Media sosial, yang otaknya adalah AI, telah menjadi panggung raksasa bagi kita untuk memoles citra diri sehingga mendorong seseorang menjadi narsistik.
AI mempelajari apa yang kita sukai, seperti kehidupan yang sempurna, wajah tanpa cela, pencapaian tanpa henti, AI menemukan hal itu, lalu menyuguhkannya kembali dalam dosis yang tak terbatas.
Tanpa sadar, kita terperangkap dalam perlombaan narsistik, membangun “aku” versi digital yang sering kali jauh dari realitas, menciptakan kecemasan dan kerapuhan mental di baliknya.
Siapa Sebenarnya Dalangnya? AI atau Kita?
Sangat mudah bagi siapa saja untuk menuding AI sebagai biang keladi. Namun, menyalahkan teknologi sepenuhnya adalah sebuah penyederhanaan yang berbahaya.
AI, dalam konteks ini, adalah sebuah cermin raksasa yang memantulkan dan memperkuat apa yang sudah ada dalam diri kita: hasrat untuk diakui, keinginan untuk menjadi pusat perhatian, dan kecenderungan untuk mengambil jalan pintas.
Algoritma media sosial tidak memiliki niat jahat. Tujuannya tunggal: membuat kita bertahan di platform selama mungkin. Dan cara paling efektif untuk melakukannya adalah dengan menyajikan konten yang memancing emosi terkuat, mungkin itu tawa, amarah, atau kekaguman.
AI tidak menciptakan keculasan; ia hanya menyediakan panggung, pengeras suara, dan sorotan tanpa henti bagi sisi “culas” dalam diri kita untuk tampil.
Menolak Takdir “Generasi Culas”
Alarm dari Mendikdasmen jangan hanya menjadi keluhan. Ia harus menjadi titik balik, sebuah panggilan untuk bertindak.
Jika kita tidak ingin dicap sebagai “generasi culas”, maka tanggung jawab ada di jempol kita masing-masing. Ada tiga langkah konkret yang bisa kita mulai hari ini:
1. Praktikkan “Diet Digital” yang Sehat.
Kita harus sadar bahwa apa yang kita konsumsi secara digital membentuk cara kita berpikir. Mulailah secara sadar memilih konten. Unfollow akun-akun toksik yang hanya menjual sensasi.

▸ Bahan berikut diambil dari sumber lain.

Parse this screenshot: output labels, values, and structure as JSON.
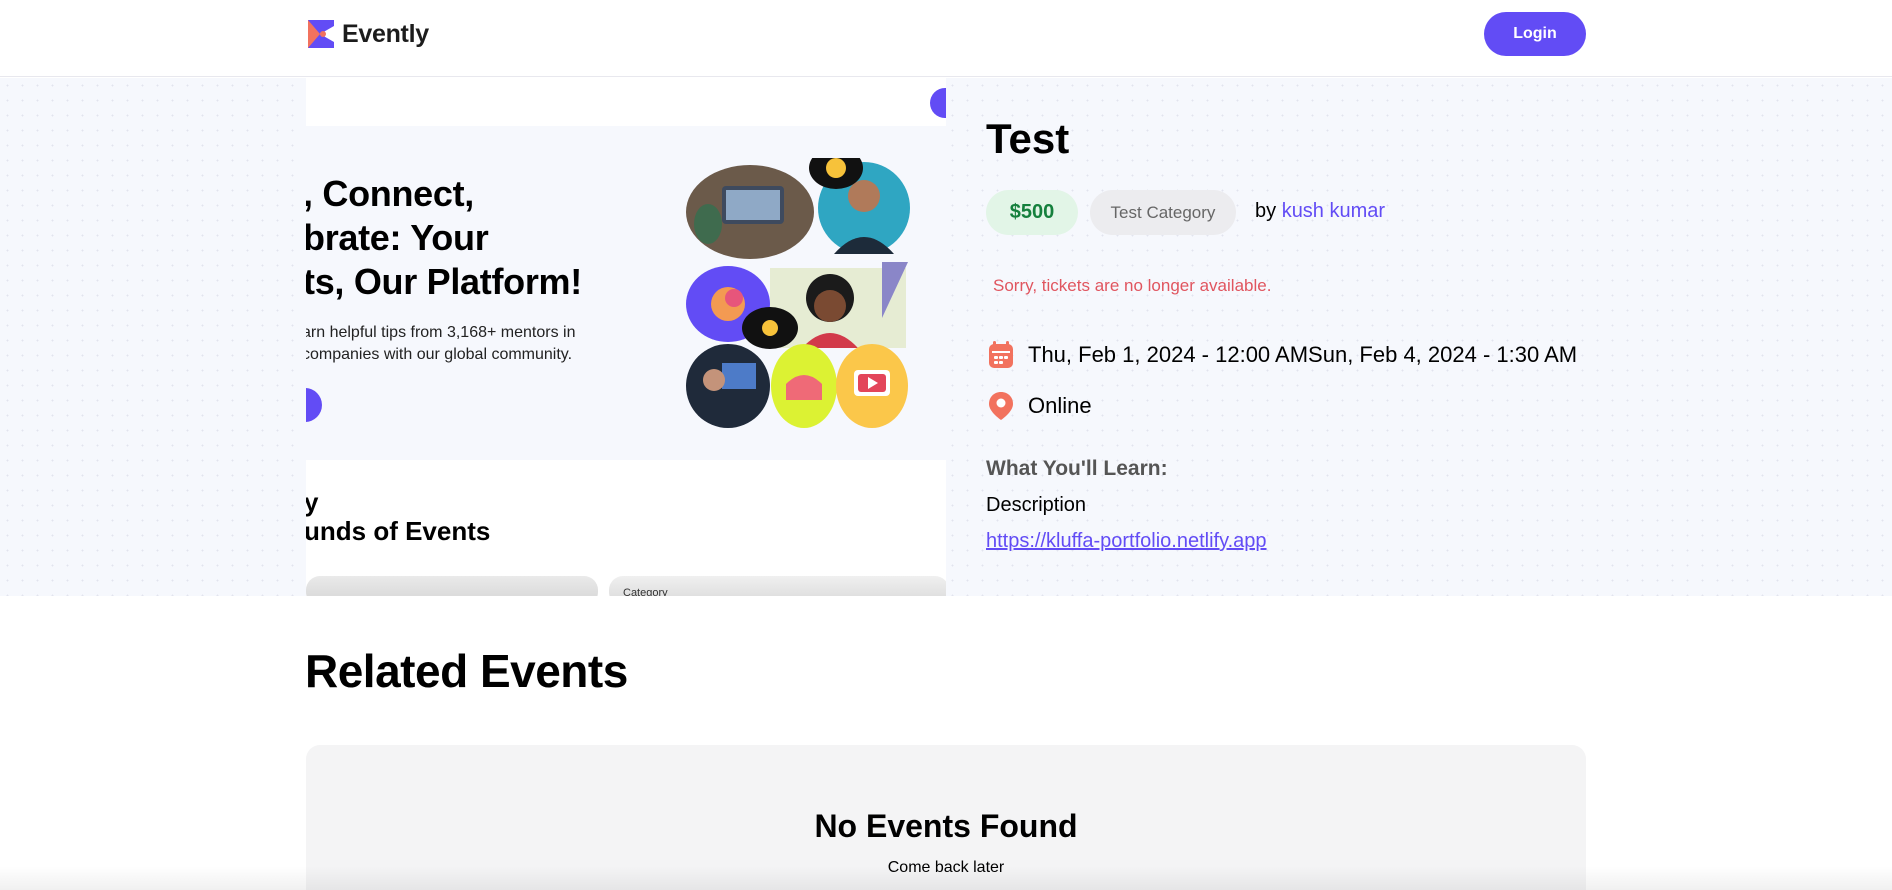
{
  "header": {
    "brand": "Evently",
    "login_label": "Login"
  },
  "event": {
    "title": "Test",
    "price": "$500",
    "category": "Test Category",
    "by_prefix": "by",
    "organizer": "kush kumar",
    "sold_out_message": "Sorry, tickets are no longer available.",
    "datetime": "Thu, Feb 1, 2024 - 12:00 AMSun, Feb 4, 2024 - 1:30 AM",
    "location": "Online",
    "learn_heading": "What You'll Learn:",
    "description": "Description",
    "url": "https://kluffa-portfolio.netlify.app"
  },
  "preview": {
    "headline_lines": [
      ", Connect,",
      "brate: Your",
      "ts, Our Platform!"
    ],
    "subtext_lines": [
      "arn helpful tips from 3,168+ mentors in",
      " companies with our global community."
    ],
    "section_lines": [
      "y",
      "unds of Events"
    ],
    "category_label": "Category"
  },
  "related": {
    "heading": "Related Events",
    "empty_title": "No Events Found",
    "empty_subtitle": "Come back later"
  },
  "colors": {
    "primary": "#624cf5",
    "price_bg": "#e2f5e7",
    "price_text": "#15803d",
    "error": "#e0555f",
    "icon_coral": "#f2725e"
  },
  "icons": {
    "calendar": "calendar-icon",
    "location": "location-pin-icon"
  }
}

Cari dan dukung kreator yang menawarkan ilmu, karya, dan diskusi substantif. Jadikan linimasa kita sebagai ruang belajar, bukan hanya panggung hiburan dangkal.
2. Dari Konsumen Reaktif Menjadi Kreator Sadar.
Daripada hanya menjadi audiens yang me-retweet atau me-repost, mulailah menciptakan. Gunakan AI dan platform digital untuk menghasilkan karya yang bermanfaat.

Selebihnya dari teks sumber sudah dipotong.